The scale and ambition of the project to almost double the size of the airport is unprecedented, said Stuart Wood, the longest-serving member of the studio’s design and leadership team.
Heatherwick and US architect KPF have now been confirmed as winners of the global competition to design a fifth terminal for Changi airport.
Grimshaw, working with DP Architects, and SOM and Moshe Safdie, were the two shortlisted teams that were beaten.
The project will increase the annual capacity of what is already one of the world’s busiest airports by 50m passengers.
Heatherwick and KPF are design partners working with local practice Architects 61, as well as consultants James Corner Field Operations, The Fountain Workshop, Speirs & Major, Lichtvision Design, and Bruce Mau Design with Entro.

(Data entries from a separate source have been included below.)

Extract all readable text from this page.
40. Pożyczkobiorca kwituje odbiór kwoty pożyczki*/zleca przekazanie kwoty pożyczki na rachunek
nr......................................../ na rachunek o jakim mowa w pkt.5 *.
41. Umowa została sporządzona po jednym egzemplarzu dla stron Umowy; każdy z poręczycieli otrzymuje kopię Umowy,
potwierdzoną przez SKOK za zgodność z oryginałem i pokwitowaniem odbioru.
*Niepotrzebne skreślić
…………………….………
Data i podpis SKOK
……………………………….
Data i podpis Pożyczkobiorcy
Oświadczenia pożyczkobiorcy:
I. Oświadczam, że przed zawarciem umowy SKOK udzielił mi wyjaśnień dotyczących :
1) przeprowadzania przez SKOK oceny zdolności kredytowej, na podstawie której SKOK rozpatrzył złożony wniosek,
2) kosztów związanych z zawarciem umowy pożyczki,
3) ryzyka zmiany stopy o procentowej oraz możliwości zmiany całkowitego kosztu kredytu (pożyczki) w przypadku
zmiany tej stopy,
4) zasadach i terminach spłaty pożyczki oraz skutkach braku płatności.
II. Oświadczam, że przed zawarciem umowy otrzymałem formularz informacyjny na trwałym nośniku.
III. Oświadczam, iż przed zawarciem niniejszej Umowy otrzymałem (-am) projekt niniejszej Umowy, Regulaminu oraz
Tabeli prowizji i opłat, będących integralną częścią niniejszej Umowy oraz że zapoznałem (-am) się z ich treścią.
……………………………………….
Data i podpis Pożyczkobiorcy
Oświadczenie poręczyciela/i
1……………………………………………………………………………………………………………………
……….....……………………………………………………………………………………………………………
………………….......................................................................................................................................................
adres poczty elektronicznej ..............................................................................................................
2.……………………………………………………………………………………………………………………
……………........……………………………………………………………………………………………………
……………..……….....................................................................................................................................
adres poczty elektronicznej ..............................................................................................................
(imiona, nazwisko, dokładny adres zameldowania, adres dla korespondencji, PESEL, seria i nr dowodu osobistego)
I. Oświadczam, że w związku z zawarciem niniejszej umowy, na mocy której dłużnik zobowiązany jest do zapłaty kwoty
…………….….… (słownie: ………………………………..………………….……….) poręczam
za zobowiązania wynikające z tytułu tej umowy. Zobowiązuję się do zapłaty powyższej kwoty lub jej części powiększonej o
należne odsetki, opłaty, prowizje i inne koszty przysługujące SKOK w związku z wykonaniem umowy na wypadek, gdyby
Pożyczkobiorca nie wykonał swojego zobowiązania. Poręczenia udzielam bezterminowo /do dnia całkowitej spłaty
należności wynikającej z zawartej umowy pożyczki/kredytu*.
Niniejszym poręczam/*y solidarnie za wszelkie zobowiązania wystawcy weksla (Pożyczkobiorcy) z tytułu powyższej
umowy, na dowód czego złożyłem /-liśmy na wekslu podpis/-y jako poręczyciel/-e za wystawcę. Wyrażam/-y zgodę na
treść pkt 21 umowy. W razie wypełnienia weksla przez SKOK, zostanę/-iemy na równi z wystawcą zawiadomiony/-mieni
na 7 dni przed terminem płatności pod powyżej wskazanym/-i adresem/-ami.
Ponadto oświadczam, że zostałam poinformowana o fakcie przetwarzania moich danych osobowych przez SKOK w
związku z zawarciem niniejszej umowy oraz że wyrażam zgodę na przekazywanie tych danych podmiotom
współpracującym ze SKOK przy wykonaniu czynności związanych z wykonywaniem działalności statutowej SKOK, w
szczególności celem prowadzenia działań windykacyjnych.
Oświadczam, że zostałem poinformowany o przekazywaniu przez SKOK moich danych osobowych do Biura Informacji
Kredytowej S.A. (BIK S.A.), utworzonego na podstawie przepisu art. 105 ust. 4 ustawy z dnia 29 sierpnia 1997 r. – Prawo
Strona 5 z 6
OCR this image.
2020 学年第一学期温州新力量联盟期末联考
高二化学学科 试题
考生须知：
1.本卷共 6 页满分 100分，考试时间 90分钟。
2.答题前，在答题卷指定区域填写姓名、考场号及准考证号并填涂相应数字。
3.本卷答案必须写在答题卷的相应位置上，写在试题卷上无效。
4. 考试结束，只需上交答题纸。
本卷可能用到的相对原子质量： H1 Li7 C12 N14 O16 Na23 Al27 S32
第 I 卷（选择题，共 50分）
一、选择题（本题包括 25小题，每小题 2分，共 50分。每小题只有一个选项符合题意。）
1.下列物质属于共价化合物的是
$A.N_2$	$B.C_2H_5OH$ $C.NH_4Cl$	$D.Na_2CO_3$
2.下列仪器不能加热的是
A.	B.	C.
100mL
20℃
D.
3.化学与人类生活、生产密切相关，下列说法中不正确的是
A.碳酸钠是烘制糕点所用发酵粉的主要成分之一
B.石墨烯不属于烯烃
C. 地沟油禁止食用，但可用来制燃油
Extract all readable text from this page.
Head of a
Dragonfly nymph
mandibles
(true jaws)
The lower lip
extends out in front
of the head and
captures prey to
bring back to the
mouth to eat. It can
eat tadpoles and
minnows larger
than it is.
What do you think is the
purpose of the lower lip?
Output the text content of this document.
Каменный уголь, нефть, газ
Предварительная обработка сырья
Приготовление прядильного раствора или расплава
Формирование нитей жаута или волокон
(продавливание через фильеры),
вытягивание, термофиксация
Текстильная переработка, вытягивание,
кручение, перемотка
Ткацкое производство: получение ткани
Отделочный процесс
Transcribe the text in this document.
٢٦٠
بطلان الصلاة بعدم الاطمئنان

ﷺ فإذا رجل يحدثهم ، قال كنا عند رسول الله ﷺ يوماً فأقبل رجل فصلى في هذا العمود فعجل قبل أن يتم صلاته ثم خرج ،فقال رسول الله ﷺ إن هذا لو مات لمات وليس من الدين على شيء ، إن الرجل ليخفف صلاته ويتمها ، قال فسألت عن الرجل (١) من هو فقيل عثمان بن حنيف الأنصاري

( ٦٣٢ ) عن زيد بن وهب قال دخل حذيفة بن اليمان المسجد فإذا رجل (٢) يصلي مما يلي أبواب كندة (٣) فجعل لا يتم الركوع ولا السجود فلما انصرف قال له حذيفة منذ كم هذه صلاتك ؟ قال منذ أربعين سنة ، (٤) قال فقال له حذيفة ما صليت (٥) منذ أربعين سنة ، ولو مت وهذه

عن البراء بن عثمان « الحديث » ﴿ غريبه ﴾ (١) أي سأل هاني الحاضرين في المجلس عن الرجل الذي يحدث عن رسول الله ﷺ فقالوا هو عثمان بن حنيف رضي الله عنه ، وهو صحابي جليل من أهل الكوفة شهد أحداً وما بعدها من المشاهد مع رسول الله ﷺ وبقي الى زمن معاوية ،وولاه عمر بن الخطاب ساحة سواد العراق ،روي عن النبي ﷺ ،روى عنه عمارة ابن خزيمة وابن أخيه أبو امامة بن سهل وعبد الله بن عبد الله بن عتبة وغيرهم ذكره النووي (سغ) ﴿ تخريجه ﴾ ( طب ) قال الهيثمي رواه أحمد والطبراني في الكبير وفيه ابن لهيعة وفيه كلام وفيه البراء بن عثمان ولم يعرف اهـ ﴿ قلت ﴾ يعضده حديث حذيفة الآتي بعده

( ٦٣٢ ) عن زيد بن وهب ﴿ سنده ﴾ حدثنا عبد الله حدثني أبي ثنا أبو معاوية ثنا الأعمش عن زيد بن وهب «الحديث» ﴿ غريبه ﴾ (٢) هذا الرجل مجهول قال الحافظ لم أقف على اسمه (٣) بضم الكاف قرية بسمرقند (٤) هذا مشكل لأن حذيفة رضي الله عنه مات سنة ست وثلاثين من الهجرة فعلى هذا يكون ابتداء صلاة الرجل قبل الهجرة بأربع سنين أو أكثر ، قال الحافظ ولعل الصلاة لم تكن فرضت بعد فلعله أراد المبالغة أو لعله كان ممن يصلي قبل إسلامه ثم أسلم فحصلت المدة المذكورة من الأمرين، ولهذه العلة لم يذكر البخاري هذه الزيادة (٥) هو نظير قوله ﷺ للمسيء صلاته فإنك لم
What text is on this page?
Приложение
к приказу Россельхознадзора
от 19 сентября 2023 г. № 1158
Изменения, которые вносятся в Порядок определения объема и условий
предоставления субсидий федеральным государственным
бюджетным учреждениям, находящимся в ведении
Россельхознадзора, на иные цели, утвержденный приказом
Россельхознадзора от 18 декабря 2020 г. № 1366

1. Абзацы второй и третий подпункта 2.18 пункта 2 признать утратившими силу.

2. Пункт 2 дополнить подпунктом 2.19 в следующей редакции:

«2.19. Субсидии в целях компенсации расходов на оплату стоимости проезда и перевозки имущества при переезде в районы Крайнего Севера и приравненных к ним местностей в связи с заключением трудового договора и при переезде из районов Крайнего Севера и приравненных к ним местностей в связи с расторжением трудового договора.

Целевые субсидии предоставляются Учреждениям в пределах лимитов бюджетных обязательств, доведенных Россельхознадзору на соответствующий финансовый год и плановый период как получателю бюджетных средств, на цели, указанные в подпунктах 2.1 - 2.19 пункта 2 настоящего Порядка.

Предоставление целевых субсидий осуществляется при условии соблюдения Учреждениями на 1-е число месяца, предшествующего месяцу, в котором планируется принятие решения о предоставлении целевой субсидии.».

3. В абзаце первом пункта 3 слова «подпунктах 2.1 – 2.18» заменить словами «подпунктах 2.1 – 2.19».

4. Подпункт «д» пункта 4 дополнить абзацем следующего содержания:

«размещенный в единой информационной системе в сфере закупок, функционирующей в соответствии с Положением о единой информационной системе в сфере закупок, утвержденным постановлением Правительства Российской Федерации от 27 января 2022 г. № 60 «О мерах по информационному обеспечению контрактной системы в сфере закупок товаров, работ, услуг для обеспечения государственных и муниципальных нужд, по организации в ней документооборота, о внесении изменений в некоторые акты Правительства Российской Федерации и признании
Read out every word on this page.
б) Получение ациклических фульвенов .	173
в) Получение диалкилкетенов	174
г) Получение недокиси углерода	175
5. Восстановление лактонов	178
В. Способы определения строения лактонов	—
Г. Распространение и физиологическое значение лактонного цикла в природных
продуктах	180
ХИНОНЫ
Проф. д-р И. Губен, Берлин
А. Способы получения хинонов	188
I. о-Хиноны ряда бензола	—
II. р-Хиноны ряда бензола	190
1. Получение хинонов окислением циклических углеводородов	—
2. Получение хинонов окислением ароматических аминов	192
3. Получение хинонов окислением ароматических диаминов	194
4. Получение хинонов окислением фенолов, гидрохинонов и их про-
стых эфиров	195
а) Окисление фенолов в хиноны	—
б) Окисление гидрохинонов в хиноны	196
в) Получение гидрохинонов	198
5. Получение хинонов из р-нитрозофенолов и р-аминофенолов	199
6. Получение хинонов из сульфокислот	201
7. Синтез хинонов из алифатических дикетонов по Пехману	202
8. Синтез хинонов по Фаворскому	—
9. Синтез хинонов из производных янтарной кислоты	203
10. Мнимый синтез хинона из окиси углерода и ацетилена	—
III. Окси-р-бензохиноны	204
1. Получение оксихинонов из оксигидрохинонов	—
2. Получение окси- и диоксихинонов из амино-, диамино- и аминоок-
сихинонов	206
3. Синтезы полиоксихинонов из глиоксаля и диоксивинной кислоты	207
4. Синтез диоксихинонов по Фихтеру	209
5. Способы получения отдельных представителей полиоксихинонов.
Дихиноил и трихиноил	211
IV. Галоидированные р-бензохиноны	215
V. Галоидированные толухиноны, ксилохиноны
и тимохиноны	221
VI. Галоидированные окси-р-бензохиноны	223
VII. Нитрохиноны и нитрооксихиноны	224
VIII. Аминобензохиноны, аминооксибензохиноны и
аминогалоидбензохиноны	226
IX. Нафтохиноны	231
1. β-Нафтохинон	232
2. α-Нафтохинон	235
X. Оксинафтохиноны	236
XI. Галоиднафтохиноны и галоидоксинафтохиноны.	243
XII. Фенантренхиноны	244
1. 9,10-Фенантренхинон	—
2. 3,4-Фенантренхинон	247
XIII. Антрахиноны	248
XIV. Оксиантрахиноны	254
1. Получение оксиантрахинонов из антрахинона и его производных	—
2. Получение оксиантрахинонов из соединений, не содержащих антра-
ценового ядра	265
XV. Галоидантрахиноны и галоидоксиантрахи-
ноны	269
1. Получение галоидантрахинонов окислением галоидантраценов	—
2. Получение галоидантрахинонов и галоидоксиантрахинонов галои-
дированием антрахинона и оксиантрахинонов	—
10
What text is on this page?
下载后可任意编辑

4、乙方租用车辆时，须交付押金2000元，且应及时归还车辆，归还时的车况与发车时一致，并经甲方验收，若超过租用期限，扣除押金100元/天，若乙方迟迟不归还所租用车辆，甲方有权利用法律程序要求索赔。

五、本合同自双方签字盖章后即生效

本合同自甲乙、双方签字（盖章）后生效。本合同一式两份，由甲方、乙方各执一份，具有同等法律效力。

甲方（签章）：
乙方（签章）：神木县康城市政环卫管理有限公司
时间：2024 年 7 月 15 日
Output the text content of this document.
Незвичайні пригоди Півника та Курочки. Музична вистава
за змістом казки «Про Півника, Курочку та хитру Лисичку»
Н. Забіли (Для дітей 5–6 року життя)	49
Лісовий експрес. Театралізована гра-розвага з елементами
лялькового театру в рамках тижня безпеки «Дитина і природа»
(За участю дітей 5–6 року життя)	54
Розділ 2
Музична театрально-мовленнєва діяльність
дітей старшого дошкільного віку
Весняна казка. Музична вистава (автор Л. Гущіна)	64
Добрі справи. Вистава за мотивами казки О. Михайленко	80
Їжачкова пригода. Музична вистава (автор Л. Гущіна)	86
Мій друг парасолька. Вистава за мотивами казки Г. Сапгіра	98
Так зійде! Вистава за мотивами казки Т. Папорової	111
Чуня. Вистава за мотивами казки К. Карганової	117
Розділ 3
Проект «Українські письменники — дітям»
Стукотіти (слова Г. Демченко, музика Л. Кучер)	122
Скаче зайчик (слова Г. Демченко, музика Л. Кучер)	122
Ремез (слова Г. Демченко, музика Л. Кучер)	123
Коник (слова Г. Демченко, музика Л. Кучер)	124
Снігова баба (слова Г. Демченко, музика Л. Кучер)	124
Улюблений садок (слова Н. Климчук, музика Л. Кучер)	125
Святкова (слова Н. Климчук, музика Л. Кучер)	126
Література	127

Heatherwick’s original engineer Jacobs has been replaced by Mott MacDonald and Arup, who both worked on the losing Safdie bid. All three are on the airport’s panel of pre-qualified engineers.
Wood admitted: “Changi Airport Terminal 5 sets us the most challenging opportunity Heatherwick Studio has ever undertaken. The scale and ambition of this project is unprecedented.”
Twelve teams, believed to include Rogers Stirk Harbour & Partners, bid for the project, in 2016. They were whittled down to a shortlist of three last year with the shortlisting criteria including the teams’ vision and design themes for T5, their track record on previous airport projects and the experience of their key personnel.
T5 is the biggest development in Changi’s history and will be larger than terminals 1, 2 and 3 combined when it opens in the late 2020s.
A fourth terminal, designed by Benoy, opened last year, while Safdie is behind the Jewel development (pictured) at the airport which will feature shops, restaurants, a five-storey garden and the world’s largest indoor waterfall when it opens next year.
All the projects are part of the Singapore government’s plans to double Changi’s capacity and see off regional threats from Bangkok and Kuala Lumpur airports.